血の舞いちる鎖

 一室の広いところで対峙し、幽冷亭からしかけた。

 拳の大振り。

 邦可の難なく頭の逸らすだけ。

 不発した拳のお返しで、脇腹にフックの入る。

 そこから右の二撃。

 左の横殴り。

 潜り込んで右アッパー。

 この連打またたくうちであった。

 幽冷亭の顎から突き上げられて、ぶっ倒れ顔の腫れぼったい。

「ことここに及んで、手抜きなぞ望まないだろ?」

 邦可そう構える。

 鼻血またたらり。

 なお膝の立てた幽冷亭とて鼻血であったも、意味合いの違った。

「これじゃ、一方的だよなぁ」

「あとすこし条件の加えるか?」

「これより譲歩なんざぁ、あんたへ失礼だよ」

「なかなかどうして丈夫だな」

「あと一方的だと言ったが、お互い生きているってのは厄介だろう」

「気づいていたか」

 再びのカウンターの恐れなく、おなじ殴りかかり。

 おなじゆえ、また逸らされる。

 と思いきや、その足取りたら崩れた。

 むしろ当たりに行くようになった。

 幽冷亭の拳、わずか彼女の肩を掠りかかる。

 退く邦可よろめいて、その顔色たら褪せていた。

 鼻から垂れる血の赤でより、その蒼白のめだった。

 気味の悪い大粒の汗すぅっと病んだ皮膚つたい顎さきへ。

「もうすこしやれると思ったが」

「そりゃ、そんだけ鼻血やってりゃ貧血にもなるだろうよ」

「こればかり体質でな」

「わりぃけど、命がけなんでな。
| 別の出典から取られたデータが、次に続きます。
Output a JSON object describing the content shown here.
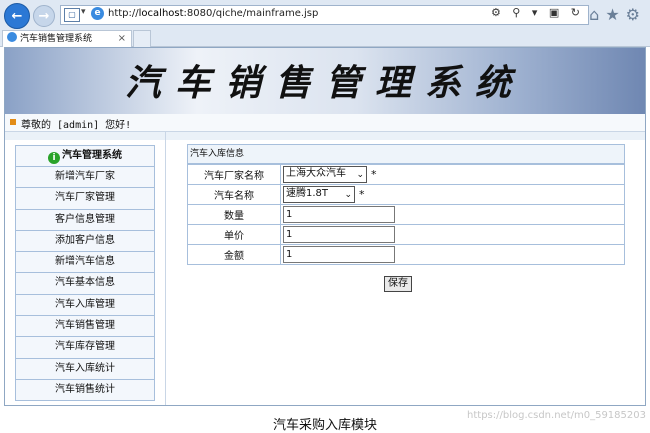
{
  "browser": {
    "url_prefix": "http://",
    "url_host": "localhost",
    "url_rest": ":8080/qiche/mainframe.jsp",
    "tab_title": "汽车销售管理系统",
    "tab_close": "×"
  },
  "app": {
    "banner_title": "汽车销售管理系统",
    "welcome_text": "尊敬的 [admin] 您好!"
  },
  "sidebar": {
    "heading": "汽车管理系统",
    "items": [
      {
        "label": "新增汽车厂家"
      },
      {
        "label": "汽车厂家管理"
      },
      {
        "label": "客户信息管理"
      },
      {
        "label": "添加客户信息"
      },
      {
        "label": "新增汽车信息"
      },
      {
        "label": "汽车基本信息"
      },
      {
        "label": "汽车入库管理"
      },
      {
        "label": "汽车销售管理"
      },
      {
        "label": "汽车库存管理"
      },
      {
        "label": "汽车入库统计"
      },
      {
        "label": "汽车销售统计"
      }
    ]
  },
  "form": {
    "title": "汽车入库信息",
    "manufacturer_label": "汽车厂家名称",
    "manufacturer_value": "上海大众汽车",
    "car_label": "汽车名称",
    "car_value": "速腾1.8T",
    "required_mark": "*",
    "quantity_label": "数量",
    "quantity_value": "1",
    "price_label": "单价",
    "price_value": "1",
    "amount_label": "金额",
    "amount_value": "1",
    "save_label": "保存"
  },
  "caption": "汽车采购入库模块",
  "watermark": "https://blog.csdn.net/m0_59185203"
}
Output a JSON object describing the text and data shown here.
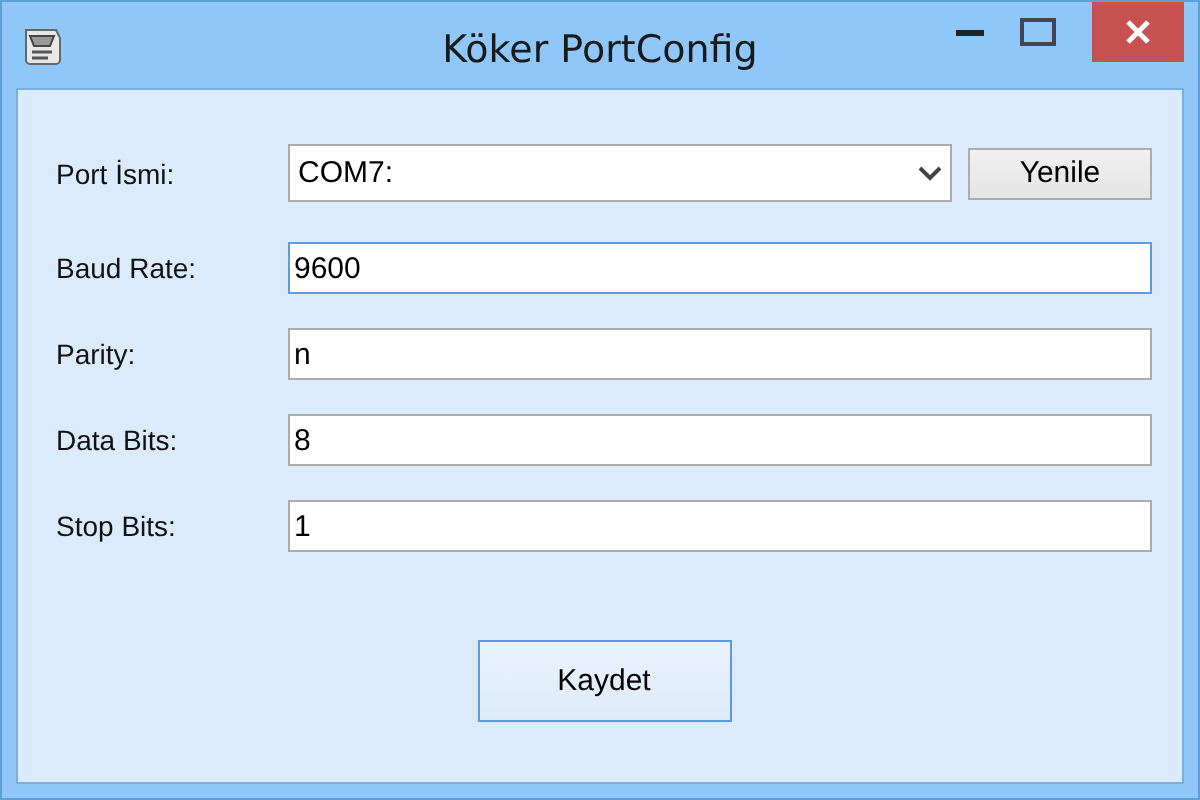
{
  "window": {
    "title": "Köker PortConfig"
  },
  "fields": [
    {
      "label": "Port İsmi:",
      "kind": "dropdown",
      "value": "COM7:",
      "focused": false,
      "button": "Yenile"
    },
    {
      "label": "Baud Rate:",
      "kind": "text",
      "value": "9600",
      "focused": true
    },
    {
      "label": "Parity:",
      "kind": "text",
      "value": "n",
      "focused": false
    },
    {
      "label": "Data Bits:",
      "kind": "text",
      "value": "8",
      "focused": false
    },
    {
      "label": "Stop Bits:",
      "kind": "text",
      "value": "1",
      "focused": false
    }
  ],
  "save_button": "Kaydet"
}
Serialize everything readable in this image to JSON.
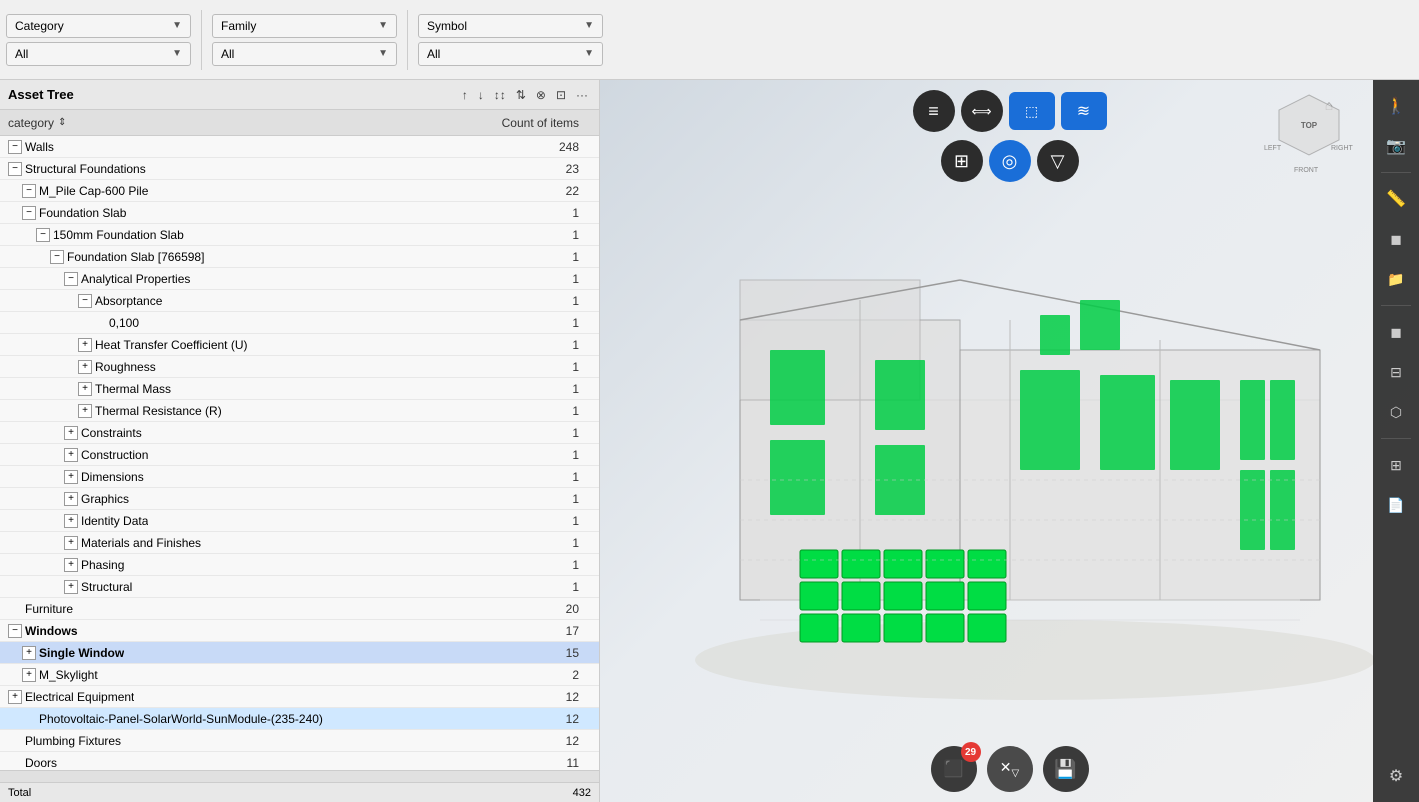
{
  "filters": {
    "category": {
      "label": "Category",
      "value": "All"
    },
    "family": {
      "label": "Family",
      "value": "All"
    },
    "symbol": {
      "label": "Symbol",
      "value": "All"
    }
  },
  "panel": {
    "title": "Asset Tree",
    "columns": {
      "category": "category",
      "count": "Count of items"
    }
  },
  "tree": [
    {
      "id": 1,
      "level": 0,
      "expandable": true,
      "expanded": true,
      "label": "Walls",
      "count": "248",
      "selected": false
    },
    {
      "id": 2,
      "level": 0,
      "expandable": true,
      "expanded": true,
      "label": "Structural Foundations",
      "count": "23",
      "selected": false
    },
    {
      "id": 3,
      "level": 1,
      "expandable": true,
      "expanded": true,
      "label": "M_Pile Cap-600 Pile",
      "count": "22",
      "selected": false
    },
    {
      "id": 4,
      "level": 1,
      "expandable": true,
      "expanded": true,
      "label": "Foundation Slab",
      "count": "1",
      "selected": false
    },
    {
      "id": 5,
      "level": 2,
      "expandable": true,
      "expanded": true,
      "label": "150mm Foundation Slab",
      "count": "1",
      "selected": false
    },
    {
      "id": 6,
      "level": 3,
      "expandable": true,
      "expanded": true,
      "label": "Foundation Slab [766598]",
      "count": "1",
      "selected": false
    },
    {
      "id": 7,
      "level": 4,
      "expandable": true,
      "expanded": true,
      "label": "Analytical Properties",
      "count": "1",
      "selected": false
    },
    {
      "id": 8,
      "level": 5,
      "expandable": true,
      "expanded": true,
      "label": "Absorptance",
      "count": "1",
      "selected": false
    },
    {
      "id": 9,
      "level": 6,
      "expandable": false,
      "expanded": false,
      "label": "0,100",
      "count": "1",
      "selected": false
    },
    {
      "id": 10,
      "level": 5,
      "expandable": true,
      "expanded": false,
      "label": "Heat Transfer Coefficient (U)",
      "count": "1",
      "selected": false
    },
    {
      "id": 11,
      "level": 5,
      "expandable": true,
      "expanded": false,
      "label": "Roughness",
      "count": "1",
      "selected": false
    },
    {
      "id": 12,
      "level": 5,
      "expandable": true,
      "expanded": false,
      "label": "Thermal Mass",
      "count": "1",
      "selected": false
    },
    {
      "id": 13,
      "level": 5,
      "expandable": true,
      "expanded": false,
      "label": "Thermal Resistance (R)",
      "count": "1",
      "selected": false
    },
    {
      "id": 14,
      "level": 4,
      "expandable": true,
      "expanded": false,
      "label": "Constraints",
      "count": "1",
      "selected": false
    },
    {
      "id": 15,
      "level": 4,
      "expandable": true,
      "expanded": false,
      "label": "Construction",
      "count": "1",
      "selected": false
    },
    {
      "id": 16,
      "level": 4,
      "expandable": true,
      "expanded": false,
      "label": "Dimensions",
      "count": "1",
      "selected": false
    },
    {
      "id": 17,
      "level": 4,
      "expandable": true,
      "expanded": false,
      "label": "Graphics",
      "count": "1",
      "selected": false
    },
    {
      "id": 18,
      "level": 4,
      "expandable": true,
      "expanded": false,
      "label": "Identity Data",
      "count": "1",
      "selected": false
    },
    {
      "id": 19,
      "level": 4,
      "expandable": true,
      "expanded": false,
      "label": "Materials and Finishes",
      "count": "1",
      "selected": false
    },
    {
      "id": 20,
      "level": 4,
      "expandable": true,
      "expanded": false,
      "label": "Phasing",
      "count": "1",
      "selected": false
    },
    {
      "id": 21,
      "level": 4,
      "expandable": true,
      "expanded": false,
      "label": "Structural",
      "count": "1",
      "selected": false
    },
    {
      "id": 22,
      "level": 0,
      "expandable": false,
      "expanded": false,
      "label": "Furniture",
      "count": "20",
      "selected": false
    },
    {
      "id": 23,
      "level": 0,
      "expandable": true,
      "expanded": true,
      "label": "Windows",
      "count": "17",
      "selected": false,
      "bold": true
    },
    {
      "id": 24,
      "level": 1,
      "expandable": true,
      "expanded": false,
      "label": "Single Window",
      "count": "15",
      "selected": true,
      "bold": true
    },
    {
      "id": 25,
      "level": 1,
      "expandable": true,
      "expanded": false,
      "label": "M_Skylight",
      "count": "2",
      "selected": false
    },
    {
      "id": 26,
      "level": 0,
      "expandable": true,
      "expanded": false,
      "label": "Electrical Equipment",
      "count": "12",
      "selected": false
    },
    {
      "id": 27,
      "level": 1,
      "expandable": false,
      "expanded": false,
      "label": "Photovoltaic-Panel-SolarWorld-SunModule-(235-240)",
      "count": "12",
      "selected": false,
      "highlighted": true
    },
    {
      "id": 28,
      "level": 0,
      "expandable": false,
      "expanded": false,
      "label": "Plumbing Fixtures",
      "count": "12",
      "selected": false
    },
    {
      "id": 29,
      "level": 0,
      "expandable": false,
      "expanded": false,
      "label": "Doors",
      "count": "11",
      "selected": false
    }
  ],
  "footer": {
    "total_label": "Total",
    "total_count": "432"
  },
  "viewport": {
    "toolbar": {
      "btns": [
        {
          "id": "layers",
          "icon": "☰",
          "active": false
        },
        {
          "id": "arrows",
          "icon": "⟺",
          "active": false
        },
        {
          "id": "select-box",
          "icon": "⬚",
          "active": false
        },
        {
          "id": "filter-lines",
          "icon": "≡",
          "active": false
        }
      ],
      "btns2": [
        {
          "id": "layers2",
          "icon": "⊞",
          "active": false
        },
        {
          "id": "target",
          "icon": "◎",
          "active": true
        },
        {
          "id": "funnel",
          "icon": "▽",
          "active": false
        }
      ]
    },
    "right_toolbar": [
      {
        "id": "person",
        "icon": "🚶"
      },
      {
        "id": "camera",
        "icon": "📷"
      },
      {
        "id": "ruler",
        "icon": "📏"
      },
      {
        "id": "box3d",
        "icon": "📦"
      },
      {
        "id": "folder",
        "icon": "📁"
      },
      {
        "id": "cube",
        "icon": "◼"
      },
      {
        "id": "layers-stack",
        "icon": "⊟"
      },
      {
        "id": "nodes",
        "icon": "⬡"
      },
      {
        "id": "tree-icon",
        "icon": "⊞"
      },
      {
        "id": "document",
        "icon": "📄"
      },
      {
        "id": "gear",
        "icon": "⚙"
      }
    ],
    "bottom_toolbar": [
      {
        "id": "model-btn",
        "icon": "⬛",
        "badge": "29"
      },
      {
        "id": "filter-x",
        "icon": "✕"
      },
      {
        "id": "save",
        "icon": "💾"
      }
    ],
    "cube_labels": {
      "top": "TOP",
      "left": "LEFT",
      "right": "RIGHT",
      "front": "FRONT"
    }
  }
}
手加減なしだ」

「いいじゃないか」

 血の気失せているくせ、溌溂なるニヤつきだった。

「ようやく勝ち取るにふさわしい勝負じゃないか!」

 一瞬であった。

 ひとつ踏み込んだだけ邦可の、幽冷亭まで迫っている。

 迫られたがわ、迫られたことの遅まき気づく。

 ハッとなるころ、バネが弾けたような拳の飛んでくる。

 顔面で、とても単純うけた。

 そこから間断ない打ち込みであった。

 眺めるばかりの、葦ノ、見ていられなく歯ぎしりだった。

 締めのストレートまでどうしようもなく食らう。

 幽冷亭、倒れた。

「確かに体質ゆえどうしようもない。ゆえなれるものだ」

 葦ノの駆けたくなった。

 だがここで鉈の横やり。

「あんたいってどうすんの?」

「やっぱりよくないかな」

「幽冷亭も、あんたも覚悟ってやつなんじゃない」

「ちょっと難しいかも」

「もしもなったら私のやってやるからさ」

「倒せるの?」

「邦可ってのは貧血なってから本領ってわけ。こうなったらでたとこね」

 言う女咲の口もとで、命がけへ感興する笑みのあった。

 これの見て、駆ける気もおさまった。

「狂っているね」

「まぁ、生きるってそういうことでしょ。ほら見なよ」

 その嬉々と輝く女咲の視線なぞっていく。

 すると背から丸くのろのろ起き上がる幽冷亭だった。

 膨れたなかにも笑う表情の垣間見える。

 葦ノこれへ笑い返した。

「ちょっときついなぁ」

「私の血の渇くまでやるという算段か?」

「いや、当初そうだった。ただこっちの意識からまず尽きるだろうよ」

「となれば降参か?」

「ここまでやってちょっとでも生きれるなら賭けるさ」

「では、女咲も呼ぶか?」

「もう関係ないあいつの巻き込むなんぞ癪なんだよぉ」

「では妥協ないまま負けるといい」

「妥協ならするよ」

 とたん、さっきから目のあっている葦ノに、

「わりぃけど葦ノ、突っ走ってこい!」

 そう言うなり幽冷亭とて邦可向け走り出す。

 わけわからないも、葦ノの走りだした。

 ようやくやりたいようやれた気分であった。

 幽冷亭の勢い任せ、突っ込む。

 あっさり横に避けられる。

 なおまっしぐら。

 ちょうど葦ノへかち合う。

 そこで幽冷亭たら踵の返した。

 ただ慣性で、葦ノへ背の向けただけ倒れかかってくる。

 これへ葦ノようやくわかって、その背へ触れて突き返す。

「触っただと!」

 邦可ありえなくおどろき、目のはみ出そうなほど丸い。

 突き返された幽冷亭の拳かまえていた。

 されどおどろきと、意想外だった拳、ついで貧血の作用もあったろう。

 邦可なんら対応なく、頬の殴られた。